Dzhokhar Tsarnaev, the surviving Boston marathon bomber, will be tried as a civilian and not as an enemy combatant. Tsarnaev is an American citizen, but he’s also a suspected terrorist – hence debate over the mode of trial, and a related controversy over his Miranda rights. We tend to reflexively identify terrorists as international operatives, despite instances of (and increasing anxiety over) “homegrown” terrorists. But what we call homegrown terrorism – plotting within a target nation – is in fact somewhat closer to the original English use of the word, which dates from the eighteenth century, and which was coined to describe the (potentially violent) thwarting of political participation.

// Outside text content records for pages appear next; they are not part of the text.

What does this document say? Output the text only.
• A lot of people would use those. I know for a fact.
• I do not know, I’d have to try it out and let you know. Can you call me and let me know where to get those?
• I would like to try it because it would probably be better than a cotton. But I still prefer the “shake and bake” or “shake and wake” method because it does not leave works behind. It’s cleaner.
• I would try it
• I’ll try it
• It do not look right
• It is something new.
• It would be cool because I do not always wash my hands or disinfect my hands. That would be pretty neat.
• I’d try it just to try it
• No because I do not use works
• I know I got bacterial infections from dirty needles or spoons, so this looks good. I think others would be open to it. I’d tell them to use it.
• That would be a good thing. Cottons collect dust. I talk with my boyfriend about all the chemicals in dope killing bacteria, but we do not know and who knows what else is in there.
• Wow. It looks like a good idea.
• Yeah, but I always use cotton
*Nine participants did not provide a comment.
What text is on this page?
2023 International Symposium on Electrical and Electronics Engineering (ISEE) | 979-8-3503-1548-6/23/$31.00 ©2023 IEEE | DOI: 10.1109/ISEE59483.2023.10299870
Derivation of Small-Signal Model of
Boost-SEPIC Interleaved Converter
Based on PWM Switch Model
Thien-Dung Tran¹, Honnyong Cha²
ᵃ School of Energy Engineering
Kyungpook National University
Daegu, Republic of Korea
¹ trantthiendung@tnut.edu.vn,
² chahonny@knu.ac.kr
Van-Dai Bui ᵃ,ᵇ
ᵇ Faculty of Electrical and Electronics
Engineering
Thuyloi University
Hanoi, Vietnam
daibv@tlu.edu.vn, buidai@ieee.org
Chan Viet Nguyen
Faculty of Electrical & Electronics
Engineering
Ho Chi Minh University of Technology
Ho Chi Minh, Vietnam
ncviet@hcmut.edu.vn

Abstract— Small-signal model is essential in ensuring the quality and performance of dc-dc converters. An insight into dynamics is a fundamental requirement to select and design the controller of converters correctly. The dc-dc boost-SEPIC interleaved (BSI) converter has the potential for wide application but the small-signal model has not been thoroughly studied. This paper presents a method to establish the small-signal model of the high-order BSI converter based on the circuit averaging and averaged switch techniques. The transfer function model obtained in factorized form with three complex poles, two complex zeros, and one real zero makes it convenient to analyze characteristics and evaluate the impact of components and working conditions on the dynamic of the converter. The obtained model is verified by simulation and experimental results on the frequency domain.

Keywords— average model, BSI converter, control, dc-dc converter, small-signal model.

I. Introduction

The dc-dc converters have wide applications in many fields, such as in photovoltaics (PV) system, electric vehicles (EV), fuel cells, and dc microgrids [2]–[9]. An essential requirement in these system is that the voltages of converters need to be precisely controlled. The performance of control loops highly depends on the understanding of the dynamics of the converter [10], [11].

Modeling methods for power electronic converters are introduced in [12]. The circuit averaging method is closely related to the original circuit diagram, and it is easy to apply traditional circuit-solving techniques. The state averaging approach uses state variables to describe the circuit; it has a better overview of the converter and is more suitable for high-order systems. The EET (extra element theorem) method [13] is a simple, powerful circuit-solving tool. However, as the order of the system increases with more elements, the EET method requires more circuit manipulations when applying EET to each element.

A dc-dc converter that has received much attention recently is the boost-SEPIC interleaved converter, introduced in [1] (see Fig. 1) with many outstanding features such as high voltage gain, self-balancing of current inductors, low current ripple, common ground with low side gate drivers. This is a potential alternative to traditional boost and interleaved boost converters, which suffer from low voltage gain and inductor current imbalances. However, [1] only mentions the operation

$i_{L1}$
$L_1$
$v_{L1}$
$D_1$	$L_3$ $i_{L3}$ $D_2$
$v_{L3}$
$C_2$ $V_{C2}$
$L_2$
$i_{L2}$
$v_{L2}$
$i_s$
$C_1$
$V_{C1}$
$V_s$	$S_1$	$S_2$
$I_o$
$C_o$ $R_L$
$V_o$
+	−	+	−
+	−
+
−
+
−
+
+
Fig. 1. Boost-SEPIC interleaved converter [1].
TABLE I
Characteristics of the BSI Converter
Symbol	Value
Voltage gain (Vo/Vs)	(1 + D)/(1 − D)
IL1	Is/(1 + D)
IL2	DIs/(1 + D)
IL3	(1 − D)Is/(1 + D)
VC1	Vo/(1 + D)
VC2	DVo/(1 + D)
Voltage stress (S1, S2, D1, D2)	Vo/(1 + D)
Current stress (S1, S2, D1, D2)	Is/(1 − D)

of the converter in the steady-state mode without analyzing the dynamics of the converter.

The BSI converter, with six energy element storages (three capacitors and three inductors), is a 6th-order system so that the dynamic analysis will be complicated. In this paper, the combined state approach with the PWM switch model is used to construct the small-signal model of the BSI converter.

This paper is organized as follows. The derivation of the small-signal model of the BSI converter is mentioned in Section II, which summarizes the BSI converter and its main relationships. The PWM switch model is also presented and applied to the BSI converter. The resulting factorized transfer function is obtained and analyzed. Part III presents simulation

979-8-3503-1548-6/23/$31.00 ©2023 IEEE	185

“Terrorist” first entered the English language in Edmund Burke’s Letters on a Regicide Peace, written and published throughout 1795 and 1796 –the politician and philosopher’s extended argument against England ending its war with France, and his last reaction to the French Revolution. It came directly from the French “terroriste” and “terrorisme,” both of which came into use in 1794, during the most violent phase of the Revolution. The French Constitution of 1795 had been widely opposed; riots were put down by a young Napoleon Bonaparte. “Twenty thousand regular Troops garrison Paris,” wrote Burke. “Thus a complete Military Government is formed…To secure them further, they have a strong corps of irregulars, ready armed. Thousands of those Hell-hounds called Terrorists…are let loose on the people.” He concluded: “The whole of their Government, in its origination, in its continuance, in all its actions, and in all its resources, is force; and nothing but force.”
Terrorism here is associated with government coercion, with wielding illegitimate power – illegitimate because it had no consent from the people: “This year’s Constitution…is the only one which in its very formation has been generally resisted… It never had a popular choice even in show.”
Burke’s usage was echoed by Jeremy Bentham some twenty years later in his Plan of Parliamentary Reform. Bentham listed “the Terrorist” as a figure “by whom freedom of suffrage is destroyed…The terrorist is he who obtains his seat by the motive of fear…he who repels, quells, subdues, or excludes any competitor.” For Bentham, too, terrorism represented a perversion of the political process.
In this emphasis on the nature of unsanctioned power, however, we can see that the emotional resonance of the word was the same then as now: unpredictability, violence, and fear.
As you observe, Burke borrows from the French usage. And as one might expect, he finds congenial a label which has a deep core of social prejudice running through it. The vocabulary of ‘terrorism’ and ‘terrorist’ was used after the fall of Robespierre by the French national political elite to distance themselves from their real complicity in preceding events, creating instead an assertion that members of the ‘lower orders’ had held them hostage [in some undefinable, metaphysical sense], and forced them to run the country by force and fear.
This notion of the bloodthirsty common man, preying on established society, was what Burke had been saying about the French revolutionaries and their English sympathisers ever since his Reflections of 1790. He was working to defend an established order – which he of course viewed very much as the best of all possible worlds – against popular sovereignty, as espoused by the persecuted, yet still dreaded, followers of his former friend and now great ideological opponent, Thomas Paine.